Why should students support this?


Students should vote for this initiative first, because it’s more sustainable to have a print-quota system than not. So while we do reduce overall printing, we don’t actually. There’s other implications for that.


Students go print at home. When you print at home, they buy printers, they buy ink and ink cartridges for those printers. They also typically buy paper that is not as high quality or 100 percent recycled, which the university will do so at a cheaper cost. When we print off campus, we use energy that is not often generated through winds or better renewable sources. The university buys environmentally friendly power. We also have our steam plants.


When you add everything up, it is much more environmentally sustainable to have a print-quota. Second issue is cost. When we institute a print-quota system, it is much more cost effective than without.


So right now without the print quota system, it costs about 5 cents per page. When you add a print-quota system, it drops to about one-third of a cent per page. So we’re talking astronomical difference in costs. Economically, it makes sense to have the print-quota system. We also want to instigate a cap-and-trade system.
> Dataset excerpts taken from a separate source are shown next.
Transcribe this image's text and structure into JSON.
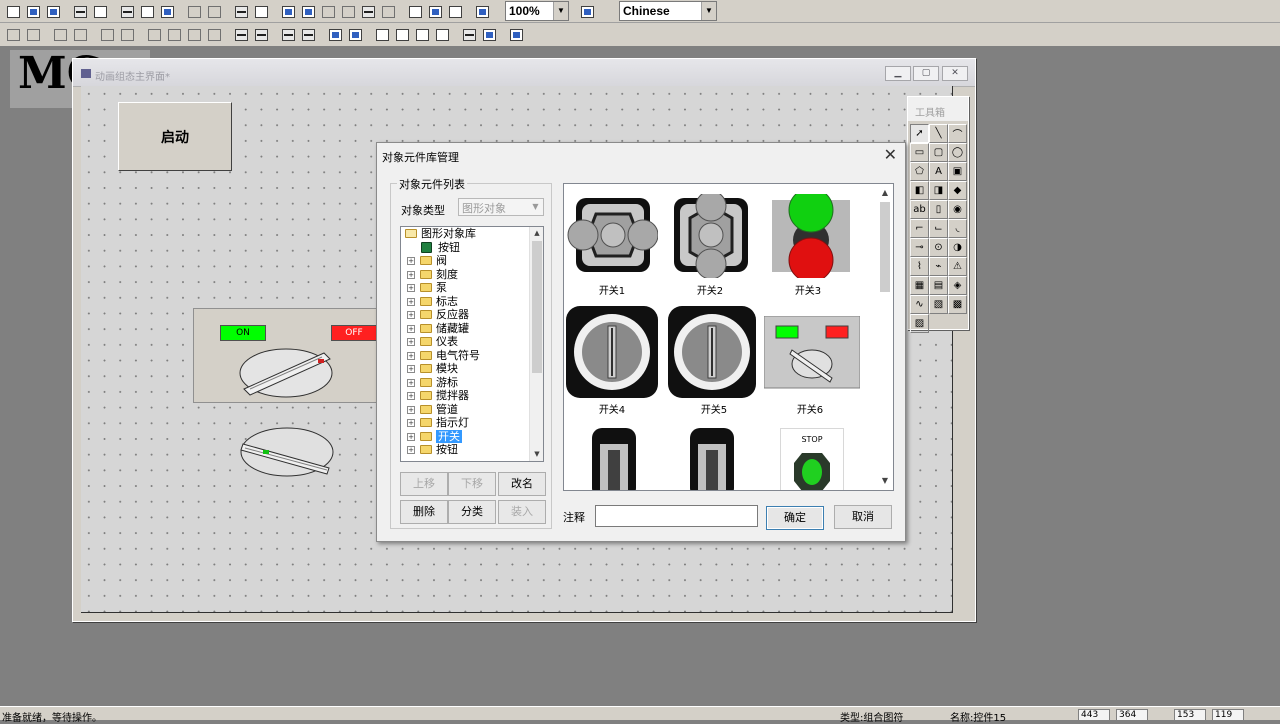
{
  "toolbar": {
    "zoom_value": "100%",
    "language_value": "Chinese"
  },
  "background": {
    "big_title": "MC"
  },
  "mdi": {
    "title": "动画组态主界面*",
    "start_button_label": "启动",
    "lamp_on_label": "ON",
    "lamp_off_label": "OFF"
  },
  "toolbox": {
    "title": "工具箱"
  },
  "dialog": {
    "title": "对象元件库管理",
    "list_group_label": "对象元件列表",
    "type_label": "对象类型",
    "type_value": "图形对象",
    "tree": {
      "root": "图形对象库",
      "first_leaf": "按钮",
      "folders": [
        "阀",
        "刻度",
        "泵",
        "标志",
        "反应器",
        "储藏罐",
        "仪表",
        "电气符号",
        "模块",
        "游标",
        "搅拌器",
        "管道",
        "指示灯",
        "开关",
        "按钮"
      ],
      "selected": "开关"
    },
    "buttons": {
      "move_up": "上移",
      "move_down": "下移",
      "rename": "改名",
      "delete": "删除",
      "classify": "分类",
      "load": "装入",
      "ok": "确定",
      "cancel": "取消"
    },
    "note_label": "注释",
    "items": [
      {
        "caption": "开关1"
      },
      {
        "caption": "开关2"
      },
      {
        "caption": "开关3"
      },
      {
        "caption": "开关4"
      },
      {
        "caption": "开关5"
      },
      {
        "caption": "开关6"
      }
    ],
    "stop_label": "STOP",
    "switch6_on": "ON",
    "switch6_off": "OFF"
  },
  "statusbar": {
    "message": "准备就绪，等待操作。",
    "type_text": "类型:组合图符",
    "name_text": "名称:控件15",
    "x": "443",
    "y": "364",
    "w": "153",
    "h": "119"
  },
  "colors": {
    "lamp_green": "#00ff00",
    "lamp_red": "#ff2020",
    "selection": "#3399ff"
  }
}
So if you don’t use your prints, you can sell them back to the university and sell them to the individuals who need to print more than the print quota allows. Right now, the initiative does not call for an exact level of prints. Realistically, it will be somewhere around 180 to 200 pages because those are the sustainable limits and those are the cost-effective limits, and what we also think would be primarily convenient for students.

If the initiative passes, will it need funding to implement? If so, how much and where will it come from?


Right now as it reads, it doesn’t call for specifics. It encourages the AS and university administration to work together to implement a print-quota system. Realistically, what that means is its probably somewhere around $2.70 to $3 per student, which would most likely be wrapped into the technology fee next year. It’s being re-evaluated this year; that’s one of the other reasons we’re bringing this print-quota initiative to arms. That is most likely where it will be implemented. It is written the way that it is so we can re-evaluate on a university scale. For example, [in] computer science [classes], they have print costs that are automatically added to their classes to allow them to be able to print. With a print-quota initiative, the Computer Science department would not necessarily have to do that, and we can lower their fees. And this way we don’t just add fees to students.

Official campaign statement:


This initiative calls for a collaborative effort between the AS Board of Directors and the university administration so as to develop and implement a new sustainable print-quota system, to be executed within and no later than the 2012-2013 academic calendars. This new print quota system shall establish a new print quota for all students, recommended but not limited to include a new, realistic cap level of 200 pages. A realistic cap level is both economically feasible and environmentally sustainable. While acknowledging that the previous cap guidelines were simply unsustainable, it is obvious that the current quota is far too low. This initiative also calls for the implementation of a roll-over system allowing the unused pages in one quarter to roll over into the next. This roll-over system will only operate during a standard academic calendar, in the spirit of environmental sustainability and economic feasibility.